Pointer analysis promises significant benefits for optimizing and parallelizing compilers, yet despite much recent progress it has not advanced beyond the research stage. Several problems remain to be solved before it can become a practical tool. First, the analysis must be efficient without sacrificing the accuracy of the results. Second, pointer analysis algorithms must handle real C programs. If an analysis only provides correct results for well-behaved input programs, it will not be widely used. We have developed a pointer analysis algorithm that addresses these issues.
The goal of our analysis is to identify the potential values of the pointers at each statement in a program. We represent that information using points-to functions. We consider heap-allocated data structures as well as global and stack variables, but we do not attempt to analyze the relationships between individual elements of recursive data structures.
Interprocedural analysis is crucial for accurately identifying pointer values. Only very conservative estimates are possible by analyzing each procedure in isolation. One straightforward approach is to combine all the procedures into a single control flow graph, adding edges for calls and returns. An iterative data-flow analysis using such a graph is relatively simple but suffers from the problem of unrealizable paths. That is, values can propagate from one call site, through the callee procedure, and back to a different call site. Some algorithms attempt to avoid unrealizable paths by tagging the pointer information with abstractions of the calling contexts . However, these algorithms still inappropriately combine some information from different contexts.

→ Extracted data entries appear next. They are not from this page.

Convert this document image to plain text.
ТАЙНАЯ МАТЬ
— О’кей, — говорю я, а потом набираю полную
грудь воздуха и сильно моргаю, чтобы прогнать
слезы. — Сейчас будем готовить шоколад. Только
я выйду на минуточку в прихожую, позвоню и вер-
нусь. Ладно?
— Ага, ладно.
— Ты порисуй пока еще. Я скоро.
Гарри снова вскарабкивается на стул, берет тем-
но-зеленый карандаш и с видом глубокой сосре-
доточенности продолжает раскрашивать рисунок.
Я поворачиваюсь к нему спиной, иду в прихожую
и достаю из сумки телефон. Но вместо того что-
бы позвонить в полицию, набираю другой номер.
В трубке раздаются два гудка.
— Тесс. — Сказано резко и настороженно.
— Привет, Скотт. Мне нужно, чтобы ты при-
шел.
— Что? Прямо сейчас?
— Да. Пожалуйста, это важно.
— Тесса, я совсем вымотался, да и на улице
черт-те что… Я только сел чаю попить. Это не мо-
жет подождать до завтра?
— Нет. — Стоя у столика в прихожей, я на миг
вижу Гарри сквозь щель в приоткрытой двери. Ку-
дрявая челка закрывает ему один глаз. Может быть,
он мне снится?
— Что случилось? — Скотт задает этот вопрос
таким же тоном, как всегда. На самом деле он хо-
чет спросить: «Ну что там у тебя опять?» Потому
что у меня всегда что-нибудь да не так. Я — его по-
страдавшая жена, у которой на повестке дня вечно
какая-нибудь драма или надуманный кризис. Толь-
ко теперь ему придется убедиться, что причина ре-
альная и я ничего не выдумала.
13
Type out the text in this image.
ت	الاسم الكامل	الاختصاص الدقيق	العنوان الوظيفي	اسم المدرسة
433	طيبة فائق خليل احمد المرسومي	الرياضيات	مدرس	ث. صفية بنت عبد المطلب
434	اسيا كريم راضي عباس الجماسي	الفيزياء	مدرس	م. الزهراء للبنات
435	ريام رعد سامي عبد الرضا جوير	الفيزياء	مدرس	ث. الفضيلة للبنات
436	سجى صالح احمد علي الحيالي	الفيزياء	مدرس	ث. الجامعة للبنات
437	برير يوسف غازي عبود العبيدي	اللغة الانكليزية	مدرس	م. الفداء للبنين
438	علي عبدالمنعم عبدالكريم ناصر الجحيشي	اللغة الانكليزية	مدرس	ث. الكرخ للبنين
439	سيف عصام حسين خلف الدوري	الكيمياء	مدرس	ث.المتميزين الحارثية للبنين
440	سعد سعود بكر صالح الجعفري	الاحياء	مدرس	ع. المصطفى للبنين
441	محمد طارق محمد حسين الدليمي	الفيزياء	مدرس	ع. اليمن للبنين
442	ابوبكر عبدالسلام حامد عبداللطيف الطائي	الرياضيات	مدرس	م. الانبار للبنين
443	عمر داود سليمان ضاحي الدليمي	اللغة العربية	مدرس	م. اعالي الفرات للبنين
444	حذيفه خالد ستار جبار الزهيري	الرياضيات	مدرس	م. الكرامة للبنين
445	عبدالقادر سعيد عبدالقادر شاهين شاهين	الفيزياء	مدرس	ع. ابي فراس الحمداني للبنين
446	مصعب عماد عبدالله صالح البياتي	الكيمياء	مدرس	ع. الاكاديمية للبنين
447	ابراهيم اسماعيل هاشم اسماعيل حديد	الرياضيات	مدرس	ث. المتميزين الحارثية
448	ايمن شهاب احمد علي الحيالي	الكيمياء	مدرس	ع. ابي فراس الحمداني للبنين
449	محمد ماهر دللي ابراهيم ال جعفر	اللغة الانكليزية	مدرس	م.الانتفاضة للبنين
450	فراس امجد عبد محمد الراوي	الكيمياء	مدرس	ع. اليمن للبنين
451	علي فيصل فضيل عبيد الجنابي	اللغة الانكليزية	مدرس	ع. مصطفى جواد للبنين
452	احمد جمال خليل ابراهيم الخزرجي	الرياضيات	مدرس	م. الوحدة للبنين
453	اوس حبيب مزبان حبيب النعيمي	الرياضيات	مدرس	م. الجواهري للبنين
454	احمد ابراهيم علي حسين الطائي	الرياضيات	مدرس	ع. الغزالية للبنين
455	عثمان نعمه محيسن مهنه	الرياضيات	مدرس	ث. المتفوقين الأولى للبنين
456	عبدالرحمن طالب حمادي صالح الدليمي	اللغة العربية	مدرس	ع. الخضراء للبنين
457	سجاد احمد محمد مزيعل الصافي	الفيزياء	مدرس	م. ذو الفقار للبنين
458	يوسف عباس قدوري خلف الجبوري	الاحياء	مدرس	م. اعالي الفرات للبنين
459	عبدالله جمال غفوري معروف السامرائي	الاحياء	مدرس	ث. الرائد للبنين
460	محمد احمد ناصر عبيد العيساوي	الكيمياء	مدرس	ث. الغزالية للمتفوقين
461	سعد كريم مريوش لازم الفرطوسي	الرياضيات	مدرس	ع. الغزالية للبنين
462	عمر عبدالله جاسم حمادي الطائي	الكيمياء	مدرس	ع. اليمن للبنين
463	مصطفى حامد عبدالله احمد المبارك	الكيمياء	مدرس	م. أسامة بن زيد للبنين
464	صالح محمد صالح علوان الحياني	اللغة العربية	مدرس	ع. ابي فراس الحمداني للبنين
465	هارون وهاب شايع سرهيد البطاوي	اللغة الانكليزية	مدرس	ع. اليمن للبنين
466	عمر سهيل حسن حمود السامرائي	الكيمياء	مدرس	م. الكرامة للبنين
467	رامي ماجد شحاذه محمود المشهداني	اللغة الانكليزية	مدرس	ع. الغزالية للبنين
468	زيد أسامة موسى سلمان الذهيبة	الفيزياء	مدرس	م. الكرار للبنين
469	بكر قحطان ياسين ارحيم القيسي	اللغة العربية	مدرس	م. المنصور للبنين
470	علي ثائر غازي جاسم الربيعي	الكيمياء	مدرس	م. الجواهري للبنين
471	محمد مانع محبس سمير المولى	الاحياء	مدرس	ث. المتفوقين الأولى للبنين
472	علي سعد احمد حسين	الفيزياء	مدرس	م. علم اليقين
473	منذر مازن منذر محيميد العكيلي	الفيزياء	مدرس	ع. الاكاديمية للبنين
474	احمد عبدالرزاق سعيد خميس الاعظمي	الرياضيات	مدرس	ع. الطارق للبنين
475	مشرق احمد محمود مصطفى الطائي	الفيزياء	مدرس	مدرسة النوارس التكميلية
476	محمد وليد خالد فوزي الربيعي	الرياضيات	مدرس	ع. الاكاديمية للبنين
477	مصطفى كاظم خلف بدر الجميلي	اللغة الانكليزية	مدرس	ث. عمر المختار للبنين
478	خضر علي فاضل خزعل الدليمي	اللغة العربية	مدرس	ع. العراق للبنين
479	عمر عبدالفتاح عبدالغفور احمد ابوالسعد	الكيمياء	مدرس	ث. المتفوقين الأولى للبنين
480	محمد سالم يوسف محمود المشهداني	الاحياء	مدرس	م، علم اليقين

Emami et al. have proposed a context-sensitive algorithm that completely reanalyzes a procedure for each of its calling contexts . This not only prevents values from propagating along unrealizable paths, but also guarantees that the analysis of a procedure in one calling context is completely independent of all the other contexts. A procedure may behave quite differently in each context due to aliases among its inputs, and a context-sensitive analysis keeps those behaviors separate. Reanalyzing for every calling context is only practical for small programs. For larger programs, the exponential cost quickly becomes prohibitive.
Interval analysis, which has been successfully used to analyze side effects for scalar and array variables in Fortran programs , is an approach that combines context sensitivity and efficiency. This technique summarizes the effects of a procedure by a transfer function. For each call site where the procedure is invoked, it computes the effects of the procedure by applying the transfer function to the specific input parameters at the call site. This provides context sensitivity without reanalyzing at every call site.
Interval analysis relies on being able to concisely summarize the effects of the procedures. Unfortunately, pointer analysis is not amenable to succinct summarization. The effects of a procedure may depend heavily on the aliases that hold when it is called. Thus, the evaluation of a transfer function that summarizes the pointer assignments in a procedure may be no simpler than running an iterative algorithm over the original procedure.
We propose a new technique that is completely context-sensitive yet does not sacrifice efficiency. Our approach is based on the insight that procedures are typically called with the same aliases among their inputs. Thus it is not necessary to completely summarize a procedure for all the potential aliases but only for those that occur in the program. Our idea is to generate incomplete transfer functions that only cover the input conditions that exist in the program. These incomplete transfer functions are made up of simple partial transfer functions (PTFs) that are only applicable to calling contexts that exhibit certain alias relationships. We have developed an efficient technique that isolates the set of relevant aliases upon which a PTF definition is based.
Our analysis embraces all the inelegant features of the C language that are hard to analyze but are commonly used. It safely handles arbitrary type casts, unions, and pointer arithmetic. It also assumes that pointers may be stored in any memory locations, regardless of the types declared for those locations. Since some of the standard library functions may change the values of pointers, we provide the analysis with a summary of the potential pointer assignments in each library function.
We have implemented our algorithm in the SUIF compiler system and have measured the analysis times for a set of benchmark programs. Our empirical results show that our technique is successful in that it often needs to generate only one PTF for each procedure in the program.
This paper is organized as follows. We first introduce the major concepts behind our approach and give an outline of our algorithm in Section 2.1. We then describe our representation of memory locations and pointer values in Section 3. Next in Section 4, we explain the intraprocedural portion of our algorithm. Section 5 then describes how we compute the effects of procedure calls. Finally, we discuss related work in Section 6 and present our experimental results in Section 7.